Правда, Федор Семенович Байдин, мужик не злой, покладистый, намекнул, что за одно «спасибо:» такое не делается. Пришлось Анне Анисимовне сбегать в лавку и принести от продавца в долг две поллитровки беленькой. «Пашите, я не возражаю, — великодушно разрешил Федор Семенович, изрядно захмелев. — Только того, не очень-то жадничайте. Дорофей Игнатьевич Караулов, председатель наш, знаете, этого самого не любит».
Герасимовы страдовали на пригорке несколько дней, от восхода до заката солнца. Не так-то легко было кроить стареньким плугом неподатливый, упругий, будто резина, дерн. Налегали на плуг изо всех сил, в четыре руки, чтобы не свалилась спотыкающаяся от натуги, с выпирающими ребрами колхозная лошадь. Но зато какая благодатная земля ложилась в пласты!
— Жить будем! — возбужденно приговаривал Архип Данилович, запуская руки по самый локоть в жирный, прохладный чернозем.
Пока мерин, благодарно кося глазом на неожиданно подобревших пахарей, хрумкал мешанкой из измельченного лугового сена и ржаных отрубей, Архип Данилович и Анна Анисимовна пристально глядели на дальнюю лесополосу, тянущуюся по низине. Над ней стлался дым, и под этой курчавой, быстро тающей завесой, оглашая леса и долы протяжными гудками, катили на станцию пассажирские и товарные составы.
Сама станция с пригорка не просматривалась, закрывал ее выступ густого соснового леса. Но Герасимовы мысленно видели и людный перрон, и рыночный ряд чуть в стороне, где бойко шла торговля свежими и малосольными огурцами, помидорами с ярко-красной прозрачной кожицей, вареной рассыпчатой картошкой… Зажигаясь небывалой радостью, снова ворошили руками ждущую семян, мягко взбитую землю, прикидывали, что урожая с нового огорода хватит не на одну сотню пассажиров, а тот народ не жадный, не торгуется, берет огурцы и картошку не штучками — тарелками и авоськами.
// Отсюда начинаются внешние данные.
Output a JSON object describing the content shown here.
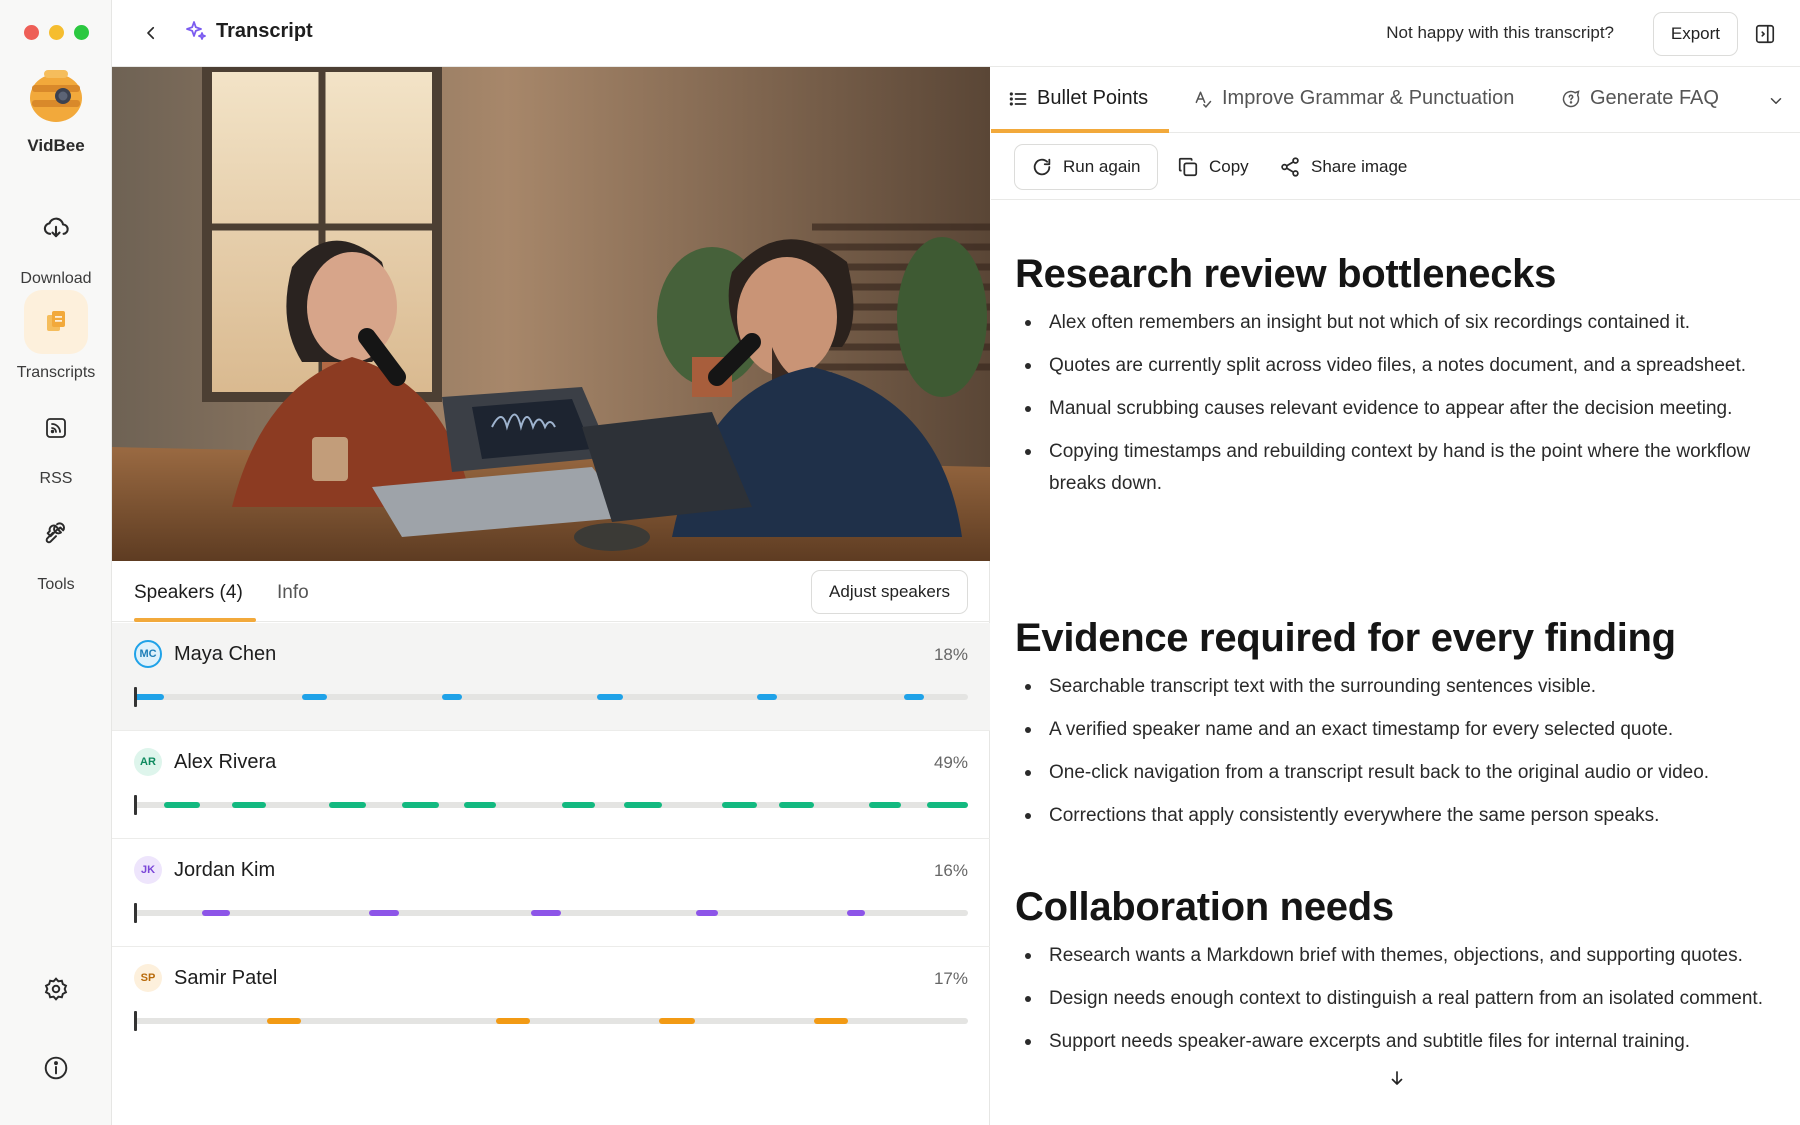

Войдя в азарт, позабыв о наказе бригадира не жадничать, Архип Данилович и Анна Анисимовна распахали всю целину на пологом склоне, который спускался к березовому колку и был почти скрыт от глаз марьяновцев пригорком. Набралось соток сорок, а то и с лишком. Своей картошки для посадки, конечно, не хватило, назанимали у односельчан, пообещав возвратить осенью долг в полуторном-двойном размере. Архип Данилович все лето, урывками, когда находилась свободная лошадка, возил на пригорок тонкие гибкие ивы, которые густо разрослись поодаль от деревни, по берегам Селиванки. Вокруг шири, засаженной огородной всячиной, поднялся плотный зеленый плетень метровой высоты.
Хлопот в новом огороде было столько, что Анна Анисимовна не смогла выйти даже на покос. Днем и ночью стерегла она по очереди с сыном Степаном грядки от набега марьяновских рябятишек. Потом до поздней осени носила на станцию, до которой было час с небольшим ходьбы, огурцы, помидоры, морковь, лук, редис. И картошка уродилась на редкость кучная и ядреная. Герасимовы по совести рассчитались со всеми в Марьяновке, у кого брали семена на посадку. А весной, когда цены на картошку подскочили, отвезли в областной город на базар тридцать мешков отборного «лорха».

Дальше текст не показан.